«У меня было совсем иное ощущение, когда я делал этот фильм, – говорил Бергман. – Я делал его, как бы заново переживая свою жизнь, подводя ей итог. Я вовсе не делал нажим на психоаналитическую сторону. Для меня этот фильм – нечто ясное и очевидное… Лишь одного я долгое время не понимал. Виктор Шёстрём вырвал у меня из рук текст, сделал его своим, вложил свой опыт, собственные муки, мизантропию, отчуждённость, жестокость, печаль, страх, одиночество, холод, тепло, суровость, скуку. Оккупировав мою душу в образе моего отца, он превратил её в свою собственность – не оставив мне ни крошки! И совершил это с независимостью и одержимостью великой личности. Мне нечего было добавить, ни единого сколько-нибудь разумного или иррационального пояснения. „Земляничная поляна «перестала быть моей картиной, она принадлежала Виктору Шёстрёму».
«Земляничная поляна» удостоилась множества различных наград и премий, в числе которых «Золотой Медведь» Берлинского кинофестиваля и «Золотой Глобус» за «лучший иностранный фильм года». Картина Бергмана по праву вошла в золотую сокровищницу мирового кино, неизменно присутствуя во всевозможных рейтингах лучших фильмов всех времен, кто бы их не составлял.
Французская «новая волна»
Жаринов С. Е.
Французская кинематография инициировала смелые поиски кинематографической формы. В результате возникало большое количество талантливых экранных этюдов, но во многих случаях пестрота непривычных средств не прикрывала банальности содержания, а собственно творчество подменялось дискуссиями о «моральности отъезда камеры», о «философии панорамирования».
В 1958 году заявило о себе течение «новая волна», которое отвергло каноны старого кино, презрительно именуя его «папиным». Выражение «новая волна» принадлежит французской прессе, которая назвала, таким образом группу молодых кинематографистов, поставивших на рубеже 1958—59 годов свои первые полнометражные фильмы.
Французская «новая волна» в европейском кино была самым масштабным явлением подобного рода: только за первых четыре года на экране появилось 97 дебютных произведений. Однако молодые режиссеры не были связаны общей художественной программой, хотя их фильмы обладали несомненным эстетическим сходством. Их объединяли: стремление отражать на экране «живую жизнь»; новая концепция личности и новый тип героя (утверждая самоценность индивидуального бытия человека, «новая волна» вывела на экран героя-аутсайдера, который игнорирует социальные нормы для максимальной самореализации; характер персонажа, как в экзистенциализме, означает сложившегося, а не становящегося человека); импровизационность при съемках, т. е. утверждение новой природы предкамерной реальности (в противовес традиции поэтического реализма) через натуру, естественные интерьеры и свободный тревеллинг; отсутствие жесткой привязанности траектории движения съемочной камеры к герою (она иногда «упускает его из виду», провоцируя асимметричность внутрикадровых композиций); нетрадиционная организация художественного материала на основе базовой концепции «камера-перо», т. е. разработка таких выразительных средств кинорассказа, которые приближаются к письменной речи по богатству нюансов и передаче невидимого. Эту идею высказал еще в 1948 году А. Аструц: «Новый век кинематографии будет веком камеры-перо. Это значит, что фильм постепенно освободится от тирании зрелищности, от образов самих себя, от завершенности фабулы и конкретности событий, чтобы стать субтильным и эластичным средством повествования, как язык письма».
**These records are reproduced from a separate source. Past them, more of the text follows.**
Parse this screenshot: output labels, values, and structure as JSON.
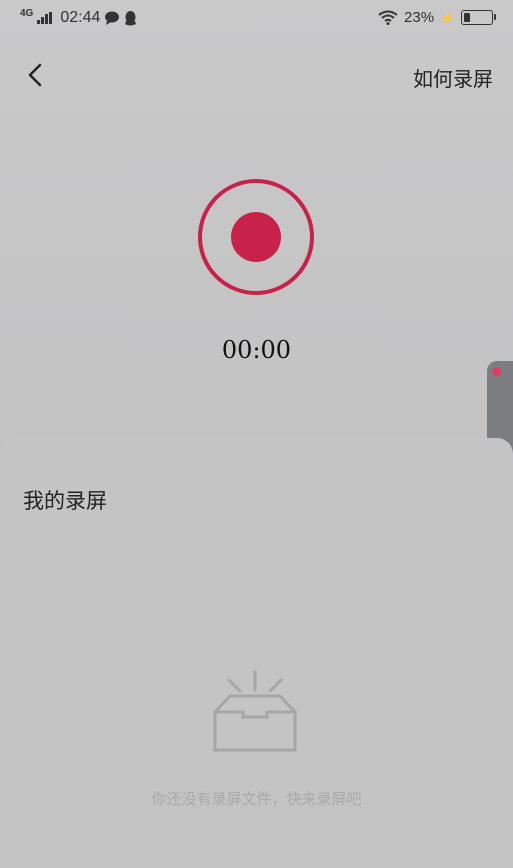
{
  "status_bar": {
    "network": "4G",
    "time": "02:44",
    "battery_percent": "23%",
    "battery_level": 0.23,
    "left_icons": [
      "signal-icon",
      "chat-bubble-icon",
      "penguin-icon"
    ],
    "right_icons": [
      "wifi-icon",
      "charging-icon",
      "battery-icon"
    ]
  },
  "topbar": {
    "back_icon": "chevron-left-icon",
    "howto_label": "如何录屏"
  },
  "recorder": {
    "timer": "00:00",
    "accent_color": "#c8214a"
  },
  "panel": {
    "title": "我的录屏",
    "empty_icon": "open-box-icon",
    "empty_text": "你还没有录屏文件，快来录屏吧"
  }
}
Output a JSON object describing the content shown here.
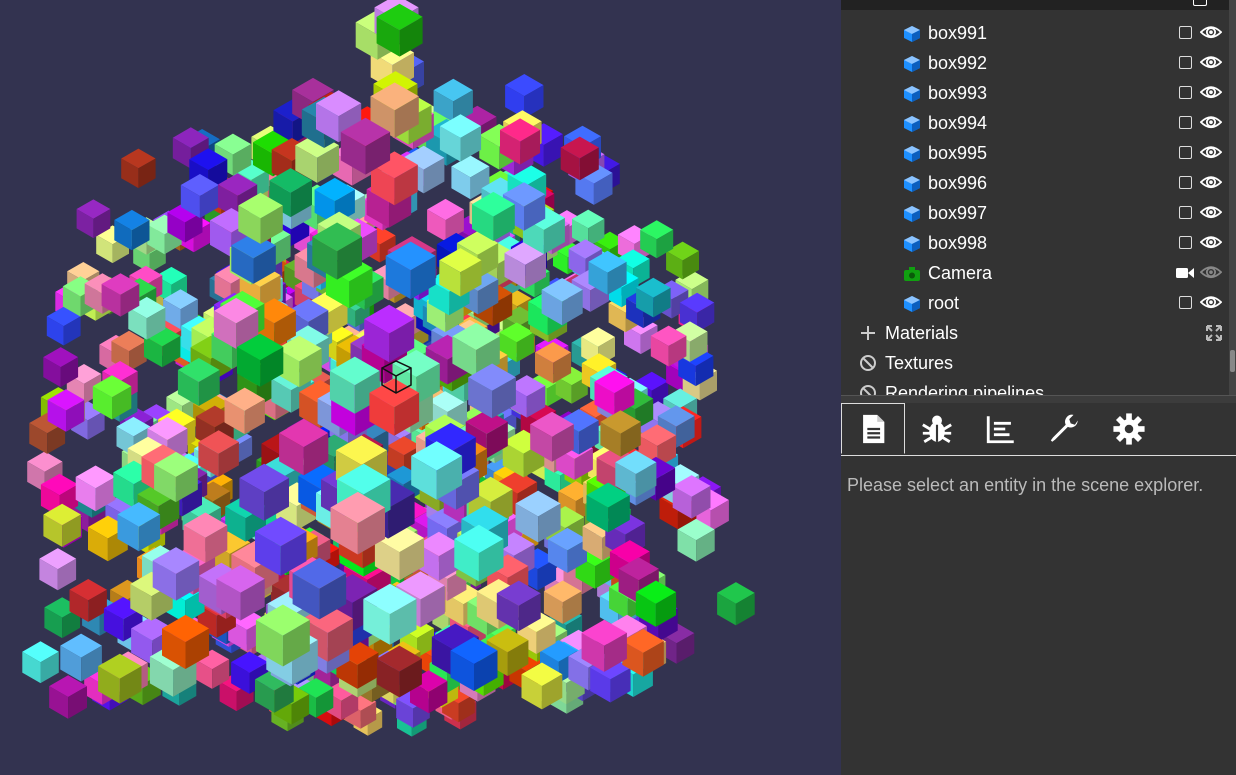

Все эти качества придавали легкую небрежность почерку режиссеров, что было очень свежо, привлекательно и воспринималось как творческая находка.
В рамках «французской новой волны» можно выделить три основные группы. К первой принадлежали профессиональные режиссеры (А. Рене, П. Каст, А. Варда), которые пришли из документального малобюджетного кино. Они активно сотрудничали с представителями «нового романа» (М. Дюрас, Н. Саррот, А. Роб-Грийе), осваивая кинематографическими средствами основные элементы этой литературной эстетики: пунктирность и недосказанность повествования; «фотографическую фиксацию» реальности; отрицание надменной позиции автора, как знающего лучше читателя (зрителя) и своих героев, и саму жизнь.